PowerShares BuybackAchievers (PKW) invests in US stocks that have repurchased at least 5% of their shares outstanding over the 12 months prior to the index’s annual reconstitution.
Companies that repurchase significant numbers of their own shares tend to have several characteristics in common, including high profitability and substantial cash holdings.
PKW’s return on invested capital (a measure of profitability relative to both debt and equity) was recently 16.4%, vs. 14.7% for the index.
PKW’s turnover rate of 92% suggests that its portfolio is almost completely different from year to year, which makes sense, because most companies can’t indefinitely repurchase shares at a 5% annual pace.
However, 20 of PKW’s holdings have been in the portfolio for at least three years. Their average annualized return over that time was recently 25.0%, vs. 16.2% for the S&P 500. PKW’s overall annualized return over the past three years (through February 2015) was recently 19.8%.
PKW has now been joined by PowerShares International Buyback Achievers (IPKW), which applies the same methodology to foreign stocks: investing in foreign developed and emerging market stocks that have repurchased at least 5% of their shares in the 12 months prior to its index’s annual reconstitution.

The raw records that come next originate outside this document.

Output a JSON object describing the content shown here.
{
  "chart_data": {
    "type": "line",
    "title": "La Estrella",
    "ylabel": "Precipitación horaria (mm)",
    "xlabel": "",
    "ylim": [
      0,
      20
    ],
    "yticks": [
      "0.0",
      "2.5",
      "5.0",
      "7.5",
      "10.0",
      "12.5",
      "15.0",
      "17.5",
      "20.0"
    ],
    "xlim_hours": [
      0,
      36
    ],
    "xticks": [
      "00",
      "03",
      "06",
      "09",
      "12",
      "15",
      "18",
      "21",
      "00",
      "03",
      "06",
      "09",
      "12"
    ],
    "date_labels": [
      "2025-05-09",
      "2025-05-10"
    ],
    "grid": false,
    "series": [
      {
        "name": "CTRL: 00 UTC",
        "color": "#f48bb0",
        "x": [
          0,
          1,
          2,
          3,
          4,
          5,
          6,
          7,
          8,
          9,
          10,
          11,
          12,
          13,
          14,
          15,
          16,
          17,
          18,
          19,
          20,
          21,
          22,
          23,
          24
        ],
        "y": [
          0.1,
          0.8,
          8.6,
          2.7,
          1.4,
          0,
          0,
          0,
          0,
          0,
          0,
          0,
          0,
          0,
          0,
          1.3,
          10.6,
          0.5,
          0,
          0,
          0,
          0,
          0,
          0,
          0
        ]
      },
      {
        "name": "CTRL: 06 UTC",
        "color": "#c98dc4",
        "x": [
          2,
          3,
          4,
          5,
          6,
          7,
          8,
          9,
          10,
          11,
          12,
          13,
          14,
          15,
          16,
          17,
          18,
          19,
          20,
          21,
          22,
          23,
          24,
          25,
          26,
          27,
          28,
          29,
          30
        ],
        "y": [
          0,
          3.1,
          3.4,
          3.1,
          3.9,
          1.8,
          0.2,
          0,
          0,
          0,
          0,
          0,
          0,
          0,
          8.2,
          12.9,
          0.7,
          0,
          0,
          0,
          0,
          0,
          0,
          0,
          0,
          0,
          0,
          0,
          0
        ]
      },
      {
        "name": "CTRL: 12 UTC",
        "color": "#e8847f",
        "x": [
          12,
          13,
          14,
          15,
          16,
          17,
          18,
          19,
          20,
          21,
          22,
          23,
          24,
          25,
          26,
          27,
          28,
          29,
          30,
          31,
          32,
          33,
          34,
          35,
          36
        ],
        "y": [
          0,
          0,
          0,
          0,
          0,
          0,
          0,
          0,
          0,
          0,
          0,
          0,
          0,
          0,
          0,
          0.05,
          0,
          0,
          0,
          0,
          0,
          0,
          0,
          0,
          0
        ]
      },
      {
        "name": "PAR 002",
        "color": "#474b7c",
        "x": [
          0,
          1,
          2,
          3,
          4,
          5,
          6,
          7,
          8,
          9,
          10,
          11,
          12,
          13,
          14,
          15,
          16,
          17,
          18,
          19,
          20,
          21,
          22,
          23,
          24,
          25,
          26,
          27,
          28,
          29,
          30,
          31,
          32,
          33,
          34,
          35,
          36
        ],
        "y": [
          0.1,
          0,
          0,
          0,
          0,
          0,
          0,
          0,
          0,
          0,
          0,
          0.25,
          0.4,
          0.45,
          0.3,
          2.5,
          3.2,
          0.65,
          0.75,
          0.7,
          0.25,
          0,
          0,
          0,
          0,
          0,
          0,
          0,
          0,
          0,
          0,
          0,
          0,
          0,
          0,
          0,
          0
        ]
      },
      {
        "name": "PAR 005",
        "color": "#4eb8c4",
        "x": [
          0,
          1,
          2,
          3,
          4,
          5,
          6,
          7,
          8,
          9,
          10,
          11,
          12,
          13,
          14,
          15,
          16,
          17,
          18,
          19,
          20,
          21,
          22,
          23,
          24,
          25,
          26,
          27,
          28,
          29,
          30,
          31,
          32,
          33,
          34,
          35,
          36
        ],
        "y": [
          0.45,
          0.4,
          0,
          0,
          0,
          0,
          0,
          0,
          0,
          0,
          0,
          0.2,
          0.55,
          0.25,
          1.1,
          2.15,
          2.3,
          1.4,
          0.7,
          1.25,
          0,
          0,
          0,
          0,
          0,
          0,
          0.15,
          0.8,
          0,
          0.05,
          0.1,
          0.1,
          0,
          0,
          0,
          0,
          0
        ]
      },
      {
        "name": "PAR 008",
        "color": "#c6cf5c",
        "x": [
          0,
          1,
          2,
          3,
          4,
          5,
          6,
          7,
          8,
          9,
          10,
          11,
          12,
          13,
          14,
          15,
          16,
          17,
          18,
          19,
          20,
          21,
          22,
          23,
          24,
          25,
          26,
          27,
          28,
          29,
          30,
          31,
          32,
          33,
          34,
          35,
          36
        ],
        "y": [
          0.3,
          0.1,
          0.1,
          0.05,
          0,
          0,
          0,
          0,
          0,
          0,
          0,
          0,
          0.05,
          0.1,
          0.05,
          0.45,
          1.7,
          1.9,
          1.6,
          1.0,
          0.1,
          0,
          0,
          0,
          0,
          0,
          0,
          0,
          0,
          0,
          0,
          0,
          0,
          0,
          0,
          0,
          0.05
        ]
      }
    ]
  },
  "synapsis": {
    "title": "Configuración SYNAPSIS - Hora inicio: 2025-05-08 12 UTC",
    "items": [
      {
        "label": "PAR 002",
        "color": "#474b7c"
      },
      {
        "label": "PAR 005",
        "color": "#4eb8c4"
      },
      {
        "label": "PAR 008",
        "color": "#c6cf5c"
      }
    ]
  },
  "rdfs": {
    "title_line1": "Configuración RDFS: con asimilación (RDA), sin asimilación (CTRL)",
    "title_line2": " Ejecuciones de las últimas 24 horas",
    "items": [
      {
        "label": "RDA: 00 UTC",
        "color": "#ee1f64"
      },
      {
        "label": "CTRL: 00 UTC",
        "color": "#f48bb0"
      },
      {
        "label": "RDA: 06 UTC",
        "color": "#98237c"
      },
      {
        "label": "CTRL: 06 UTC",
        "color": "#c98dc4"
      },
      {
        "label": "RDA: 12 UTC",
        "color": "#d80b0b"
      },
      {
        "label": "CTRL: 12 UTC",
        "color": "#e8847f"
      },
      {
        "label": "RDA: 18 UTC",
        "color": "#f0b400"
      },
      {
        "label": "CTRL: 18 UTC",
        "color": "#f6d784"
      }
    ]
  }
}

In its first full year since inception (through February 2015), IPKW has gained 5.7%, vs. 0.9% for the benchmark MSCI All-CountryWorld ex US Index.
Like its US-only sibling, IPKW tends not to have heavy exposure to sectors that have struggled the most in recent years: energy and materials.
Stocks from Japan account for nearly 32% of the portfolio, followed by Canada (14%), the UK (12%), the Netherlands (8%) and Australia (8%). Its top emerging markets recently were Mexico, South Africa, and Indonesia.